Dear Readers, you might remember how much I love British Birds magazine, and in this issue there were two tales of misplaced parental responsibility that I found absolutely fascinating. The first came from Pauline Hogg and Phil Palmer, who were at the Fairburn Ings RSPB reserve when they noticed a Great Spotted Woodpecker nest in a tree. To their astonishment, they noticed a rather nervous blue tit coming to the nest hole, and feeding the well-grown woodpecker chicks. Furthermore, it quickly became apparent that the lucky nestlings were being fed by two blue tits, a great tit and their actual parents.
It was noticed that, on the second day, the woodpecker parents seemed to want the youngsters to leave the nest – they brought food but then flew away with it to a nearby branch, seemingly in an attempt to persuade the chicks to fledge. However, the blue tits continued to bring green caterpillars to the nest, and the great tit appeared to bring moths. The woodpecker chicks showed no inclination to leave that day, and I can imagine the adult woodpeckers tapping their feet and getting very irritated. Both the blue and great tits seemed very nervous when feeding the woodpecker chicks, as well they might – woodpecker beaks are big, and sharp.

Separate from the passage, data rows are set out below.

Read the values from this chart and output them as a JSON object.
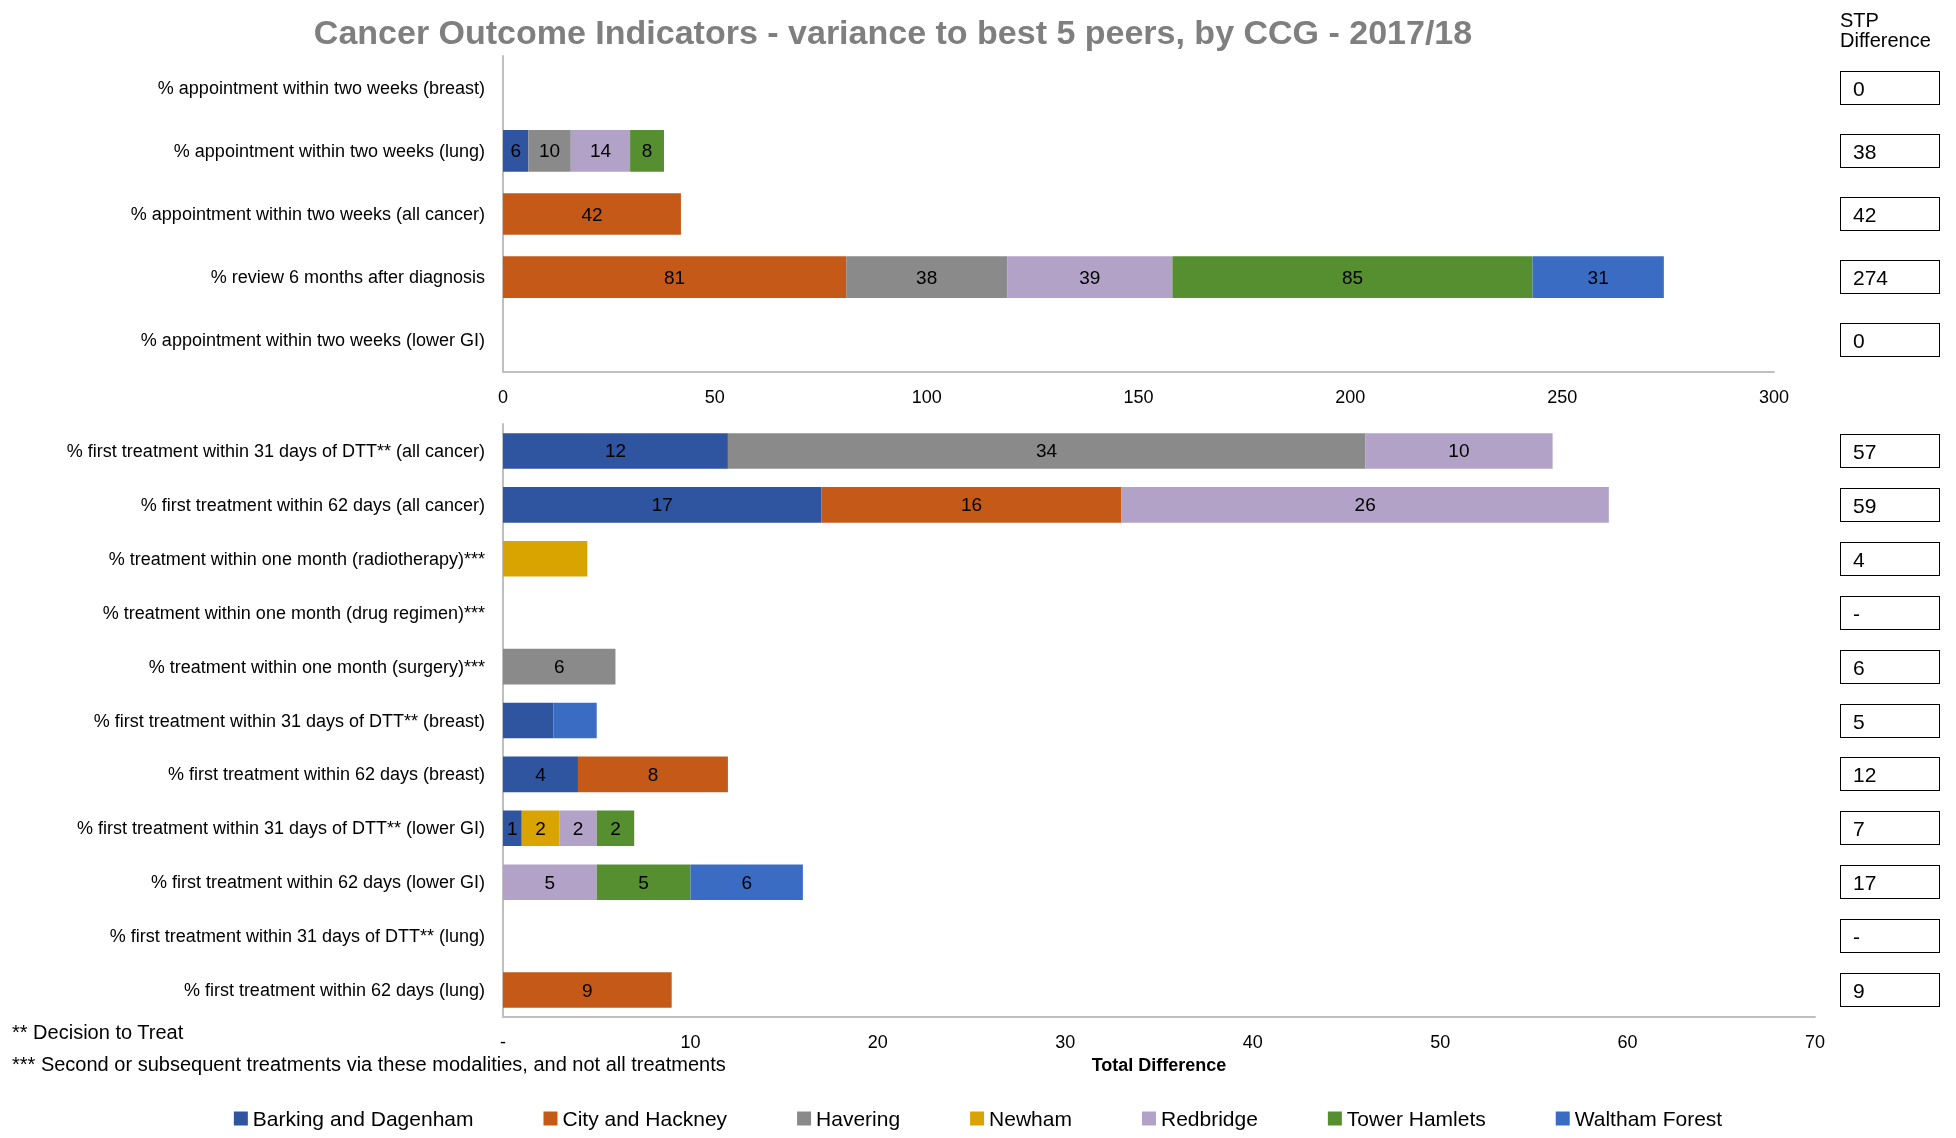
{
  "chart_data": [
    {
      "type": "bar",
      "orientation": "horizontal",
      "stacked": true,
      "title": "Cancer Outcome Indicators - variance to best 5 peers, by CCG - 2017/18",
      "categories": [
        "% appointment within two weeks (breast)",
        "% appointment within two weeks (lung)",
        "% appointment within two weeks (all cancer)",
        "% review 6 months after diagnosis",
        "% appointment within two weeks (lower GI)"
      ],
      "series": [
        {
          "color": "#2f55a0",
          "values": [
            null,
            6,
            null,
            null,
            null
          ]
        },
        {
          "color": "#c55a18",
          "values": [
            null,
            null,
            42,
            81,
            null
          ]
        },
        {
          "color": "#8a8a8a",
          "values": [
            null,
            10,
            null,
            38,
            null
          ]
        },
        {
          "color": "#b3a2c7",
          "values": [
            null,
            14,
            null,
            39,
            null
          ]
        },
        {
          "color": "#568f30",
          "values": [
            null,
            8,
            null,
            85,
            null
          ]
        },
        {
          "color": "#3b6cc4",
          "values": [
            null,
            null,
            null,
            31,
            null
          ]
        }
      ],
      "xlim": [
        0,
        300
      ],
      "xticks": [
        0,
        50,
        100,
        150,
        200,
        250,
        300
      ],
      "data_labels": true,
      "annotations": [
        "STP Difference",
        "0",
        "38",
        "42",
        "274",
        "0"
      ],
      "legend": false,
      "grid": false
    },
    {
      "type": "bar",
      "orientation": "horizontal",
      "stacked": true,
      "xlabel": "Total Difference",
      "categories": [
        "% first treatment within 31 days of DTT** (all cancer)",
        "% first treatment within 62 days (all cancer)",
        "% treatment within one month (radiotherapy)***",
        "% treatment within one month (drug regimen)***",
        "% treatment within one month (surgery)***",
        "% first treatment within 31 days of DTT** (breast)",
        "% first treatment within 62 days (breast)",
        "% first treatment within 31 days of DTT** (lower GI)",
        "% first treatment within 62 days (lower GI)",
        "% first treatment within 31 days of DTT** (lung)",
        "% first treatment within 62 days (lung)"
      ],
      "series": [
        {
          "name": "Barking and Dagenham",
          "color": "#2f55a0",
          "values": [
            12,
            17,
            null,
            null,
            null,
            2.7,
            4,
            1,
            null,
            null,
            null
          ],
          "value_labels": [
            "12",
            "17",
            null,
            null,
            null,
            null,
            "4",
            "1",
            null,
            null,
            null
          ]
        },
        {
          "name": "City and Hackney",
          "color": "#c55a18",
          "values": [
            null,
            16,
            null,
            null,
            null,
            null,
            8,
            null,
            null,
            null,
            9
          ],
          "value_labels": [
            null,
            "16",
            null,
            null,
            null,
            null,
            "8",
            null,
            null,
            null,
            "9"
          ]
        },
        {
          "name": "Havering",
          "color": "#8a8a8a",
          "values": [
            34,
            null,
            null,
            null,
            6,
            null,
            null,
            null,
            null,
            null,
            null
          ],
          "value_labels": [
            "34",
            null,
            null,
            null,
            "6",
            null,
            null,
            null,
            null,
            null,
            null
          ]
        },
        {
          "name": "Newham",
          "color": "#d9a300",
          "values": [
            null,
            null,
            4.5,
            null,
            null,
            null,
            null,
            2,
            null,
            null,
            null
          ],
          "value_labels": [
            null,
            null,
            null,
            null,
            null,
            null,
            null,
            "2",
            null,
            null,
            null
          ]
        },
        {
          "name": "Redbridge",
          "color": "#b3a2c7",
          "values": [
            10,
            26,
            null,
            null,
            null,
            null,
            null,
            2,
            5,
            null,
            null
          ],
          "value_labels": [
            "10",
            "26",
            null,
            null,
            null,
            null,
            null,
            "2",
            "5",
            null,
            null
          ]
        },
        {
          "name": "Tower Hamlets",
          "color": "#568f30",
          "values": [
            null,
            null,
            null,
            null,
            null,
            null,
            null,
            2,
            5,
            null,
            null
          ],
          "value_labels": [
            null,
            null,
            null,
            null,
            null,
            null,
            null,
            "2",
            "5",
            null,
            null
          ]
        },
        {
          "name": "Waltham Forest",
          "color": "#3b6cc4",
          "values": [
            null,
            null,
            null,
            null,
            null,
            2.3,
            null,
            null,
            6,
            null,
            null
          ],
          "value_labels": [
            null,
            null,
            null,
            null,
            null,
            null,
            null,
            null,
            "6",
            null,
            null
          ]
        }
      ],
      "xlim": [
        0,
        70
      ],
      "xticks": [
        {
          "value": 0,
          "label": "-"
        },
        10,
        20,
        30,
        40,
        50,
        60,
        70
      ],
      "annotations": [
        "** Decision to Treat",
        "*** Second or subsequent treatments via these modalities, and not all treatments",
        "57",
        "59",
        "4",
        "-",
        "6",
        "5",
        "12",
        "7",
        "17",
        "-",
        "9"
      ],
      "legend": "bottom",
      "grid": false
    }
  ]
}
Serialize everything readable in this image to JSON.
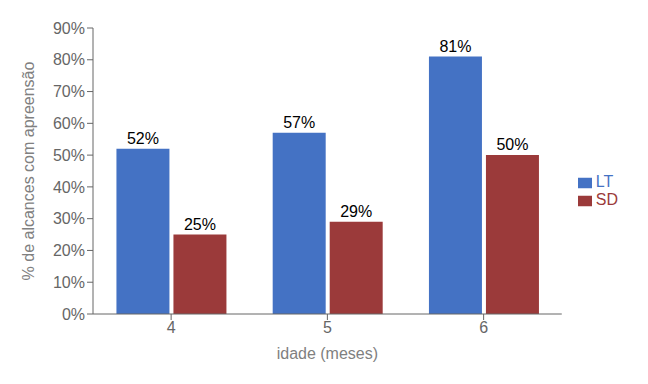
{
  "chart_data": {
    "type": "bar",
    "xlabel": "idade (meses)",
    "ylabel": "% de alcances com apreensão",
    "categories": [
      "4",
      "5",
      "6"
    ],
    "series": [
      {
        "name": "LT",
        "color": "#4472C4",
        "values": [
          0.52,
          0.57,
          0.81
        ],
        "value_labels": [
          "52%",
          "57%",
          "81%"
        ]
      },
      {
        "name": "SD",
        "color": "#9B3A3A",
        "values": [
          0.25,
          0.29,
          0.5
        ],
        "value_labels": [
          "25%",
          "29%",
          "50%"
        ]
      }
    ],
    "ylim": [
      0,
      0.9
    ],
    "yticks": [
      {
        "value": 0.0,
        "label": "0%"
      },
      {
        "value": 0.1,
        "label": "10%"
      },
      {
        "value": 0.2,
        "label": "20%"
      },
      {
        "value": 0.3,
        "label": "30%"
      },
      {
        "value": 0.4,
        "label": "40%"
      },
      {
        "value": 0.5,
        "label": "50%"
      },
      {
        "value": 0.6,
        "label": "60%"
      },
      {
        "value": 0.7,
        "label": "70%"
      },
      {
        "value": 0.8,
        "label": "80%"
      },
      {
        "value": 0.9,
        "label": "90%"
      }
    ],
    "grid": false,
    "legend": "right"
  }
}
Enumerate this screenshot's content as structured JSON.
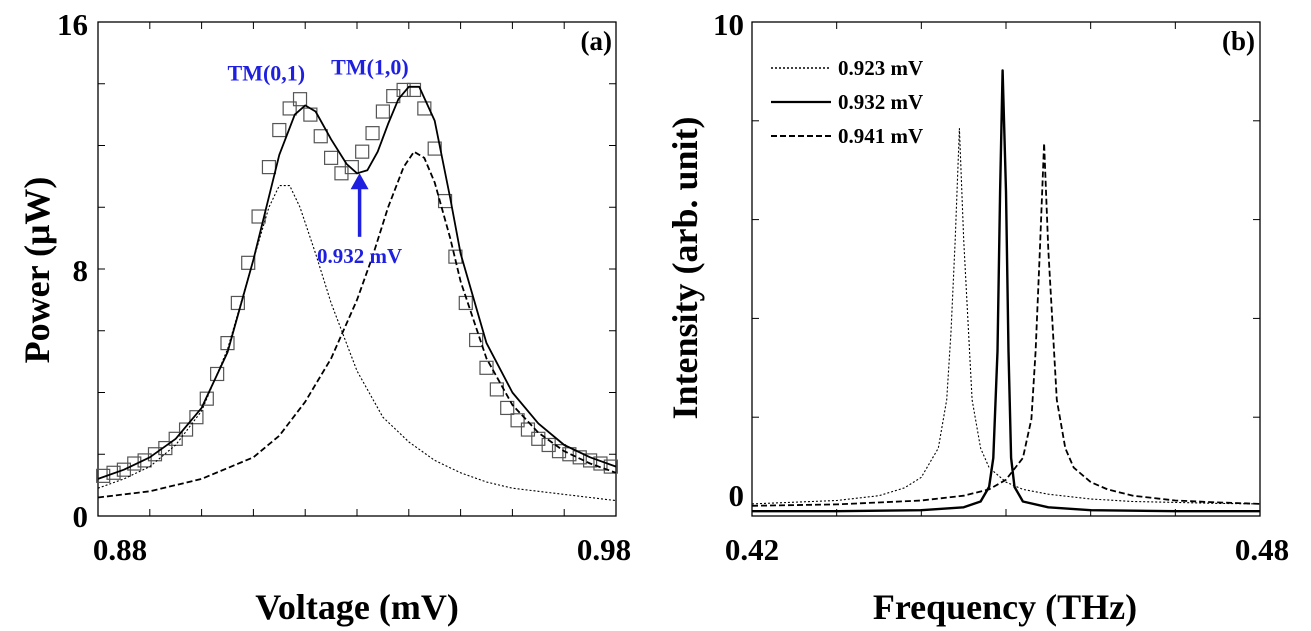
{
  "chart_data": [
    {
      "type": "line",
      "panel_label": "(a)",
      "xlabel": "Voltage (mV)",
      "ylabel": "Power  (μW)",
      "xlim": [
        0.88,
        0.98
      ],
      "ylim": [
        0,
        16
      ],
      "x_tick_labels": [
        "0.88",
        "0.98"
      ],
      "y_tick_labels": [
        "0",
        "8",
        "16"
      ],
      "annotations": [
        {
          "text": "TM(0,1)",
          "x": 0.9125,
          "y": 14.1
        },
        {
          "text": "TM(1,0)",
          "x": 0.9325,
          "y": 14.3
        },
        {
          "text": "0.932 mV",
          "x": 0.9305,
          "y": 8.2,
          "arrow_to": [
            0.9305,
            11.1
          ]
        }
      ],
      "colors": {
        "annotation": "#1f1fe0",
        "line": "#000000"
      },
      "series": [
        {
          "style": "markers-squares",
          "x": [
            0.881,
            0.883,
            0.885,
            0.887,
            0.889,
            0.891,
            0.893,
            0.895,
            0.897,
            0.899,
            0.901,
            0.903,
            0.905,
            0.907,
            0.909,
            0.911,
            0.913,
            0.915,
            0.917,
            0.919,
            0.921,
            0.923,
            0.925,
            0.927,
            0.929,
            0.931,
            0.933,
            0.935,
            0.937,
            0.939,
            0.941,
            0.943,
            0.945,
            0.947,
            0.949,
            0.951,
            0.953,
            0.955,
            0.957,
            0.959,
            0.961,
            0.963,
            0.965,
            0.967,
            0.969,
            0.971,
            0.973,
            0.975,
            0.977,
            0.979
          ],
          "y": [
            1.3,
            1.4,
            1.5,
            1.7,
            1.8,
            2.0,
            2.2,
            2.5,
            2.8,
            3.2,
            3.8,
            4.6,
            5.6,
            6.9,
            8.2,
            9.7,
            11.3,
            12.5,
            13.2,
            13.5,
            13.0,
            12.3,
            11.6,
            11.1,
            11.3,
            11.8,
            12.4,
            13.1,
            13.6,
            13.8,
            13.8,
            13.2,
            11.9,
            10.2,
            8.4,
            6.9,
            5.7,
            4.8,
            4.1,
            3.5,
            3.1,
            2.8,
            2.5,
            2.3,
            2.1,
            2.0,
            1.9,
            1.8,
            1.7,
            1.6
          ]
        },
        {
          "style": "solid",
          "x": [
            0.88,
            0.885,
            0.89,
            0.895,
            0.9,
            0.905,
            0.91,
            0.915,
            0.918,
            0.92,
            0.922,
            0.925,
            0.928,
            0.93,
            0.932,
            0.934,
            0.936,
            0.938,
            0.94,
            0.942,
            0.945,
            0.948,
            0.95,
            0.955,
            0.96,
            0.965,
            0.97,
            0.975,
            0.98
          ],
          "y": [
            1.2,
            1.5,
            1.9,
            2.5,
            3.5,
            5.3,
            8.3,
            11.7,
            13.0,
            13.3,
            13.1,
            12.2,
            11.4,
            11.1,
            11.2,
            11.8,
            12.7,
            13.5,
            13.9,
            13.9,
            12.8,
            10.3,
            8.5,
            5.6,
            4.0,
            3.0,
            2.3,
            1.9,
            1.6
          ]
        },
        {
          "style": "dotted",
          "x": [
            0.88,
            0.885,
            0.89,
            0.895,
            0.9,
            0.905,
            0.91,
            0.913,
            0.915,
            0.917,
            0.919,
            0.922,
            0.925,
            0.93,
            0.935,
            0.94,
            0.945,
            0.95,
            0.955,
            0.96,
            0.965,
            0.97,
            0.975,
            0.98
          ],
          "y": [
            0.9,
            1.2,
            1.6,
            2.3,
            3.4,
            5.4,
            8.3,
            10.0,
            10.7,
            10.7,
            10.0,
            8.5,
            6.9,
            4.7,
            3.2,
            2.4,
            1.8,
            1.4,
            1.1,
            0.9,
            0.8,
            0.7,
            0.6,
            0.5
          ]
        },
        {
          "style": "dashed",
          "x": [
            0.88,
            0.89,
            0.9,
            0.91,
            0.915,
            0.92,
            0.925,
            0.93,
            0.933,
            0.936,
            0.939,
            0.941,
            0.943,
            0.945,
            0.948,
            0.95,
            0.955,
            0.96,
            0.965,
            0.97,
            0.975,
            0.98
          ],
          "y": [
            0.6,
            0.8,
            1.2,
            1.9,
            2.6,
            3.7,
            5.1,
            7.0,
            8.4,
            10.0,
            11.3,
            11.8,
            11.6,
            10.8,
            9.0,
            7.6,
            5.1,
            3.6,
            2.7,
            2.1,
            1.7,
            1.4
          ]
        }
      ]
    },
    {
      "type": "line",
      "panel_label": "(b)",
      "xlabel": "Frequency (THz)",
      "ylabel": "Intensity (arb. unit)",
      "xlim": [
        0.42,
        0.48
      ],
      "ylim": [
        -0.2,
        10
      ],
      "x_tick_labels": [
        "0.42",
        "0.48"
      ],
      "y_tick_labels": [
        "0",
        "10"
      ],
      "legend_position": "top-left",
      "series": [
        {
          "name": "0.923 mV",
          "style": "dotted",
          "x": [
            0.42,
            0.43,
            0.435,
            0.438,
            0.44,
            0.442,
            0.443,
            0.4435,
            0.444,
            0.4445,
            0.445,
            0.446,
            0.447,
            0.448,
            0.45,
            0.452,
            0.455,
            0.46,
            0.465,
            0.47,
            0.475,
            0.48
          ],
          "y": [
            0.05,
            0.12,
            0.22,
            0.38,
            0.6,
            1.2,
            2.2,
            3.6,
            5.5,
            7.8,
            5.5,
            2.2,
            1.2,
            0.8,
            0.5,
            0.35,
            0.25,
            0.15,
            0.1,
            0.08,
            0.06,
            0.05
          ]
        },
        {
          "name": "0.932 mV",
          "style": "solid",
          "x": [
            0.42,
            0.43,
            0.44,
            0.445,
            0.447,
            0.448,
            0.4485,
            0.449,
            0.4493,
            0.4496,
            0.45,
            0.4503,
            0.4506,
            0.451,
            0.452,
            0.455,
            0.46,
            0.47,
            0.48
          ],
          "y": [
            -0.1,
            -0.1,
            -0.08,
            -0.02,
            0.1,
            0.4,
            1.0,
            3.2,
            6.5,
            9.0,
            6.5,
            3.2,
            1.0,
            0.4,
            0.1,
            -0.02,
            -0.08,
            -0.1,
            -0.1
          ],
          "line_width": 2.4
        },
        {
          "name": "0.941 mV",
          "style": "dashed",
          "x": [
            0.42,
            0.43,
            0.44,
            0.445,
            0.448,
            0.45,
            0.452,
            0.453,
            0.4535,
            0.454,
            0.4545,
            0.455,
            0.456,
            0.457,
            0.458,
            0.46,
            0.462,
            0.465,
            0.47,
            0.475,
            0.48
          ],
          "y": [
            0.01,
            0.04,
            0.12,
            0.22,
            0.35,
            0.55,
            1.0,
            1.8,
            3.2,
            5.3,
            7.5,
            5.3,
            2.2,
            1.2,
            0.8,
            0.5,
            0.35,
            0.22,
            0.12,
            0.08,
            0.05
          ]
        }
      ]
    }
  ]
}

We don’t know the end of the story, but by the time that Mr Palmer and Ms Hogg visited again, the woodpeckers had fledged and the tits had gone. One possible explanation is that the blue/great tits had nested in the old woodpecker holes in the tree, but that the woodpeckers had then eaten their nestlings – certainly great spotted woodpeckers are notorious for drilling into nest boxes and taking the babies. Could it be that the instinct of the parents to provide food was so strong that they continued to feed? It seems not unlikely, but I guess we will never know.
Another tale of misplaced parental enthusiasm was reported by Martin Garwood, who was actually looking for Purple Emperor butterflies in Dene Park, Kent, when he noticed a pair of pied flycatchers feeding well-grown youngsters in a nest. After a few minutes he went back to his butterfly-search, only to hear a kerfuffle by the nest. A song thrush with a beak full of invertebrates was attempting to feed the pied flycatcher chicks, with no success. Undaunted, the song thrush settled down to brood the nonplussed youngsters, while their parents tried everything they could think of to unsettle it. Eventually the thrush was disturbed by a passing cyclist but as it only moved a short distance away, I think we can guess that the same nonsense continued.
Was this a song thrush who had failed to breed, who had lost his/her own eggs, or who was just confused? Again, I suppose we will never know. What these two cases do point up, though, is the pressure that breeding birds are under, which can only be exacerbated by diminishing suitable habitat and continual disturbance. I sometimes think it’s a miracle that any birds actually manage to rear their young to adulthood. It also seems to me to be an indication of how complex the behaviour of birds is, and how little we understand it.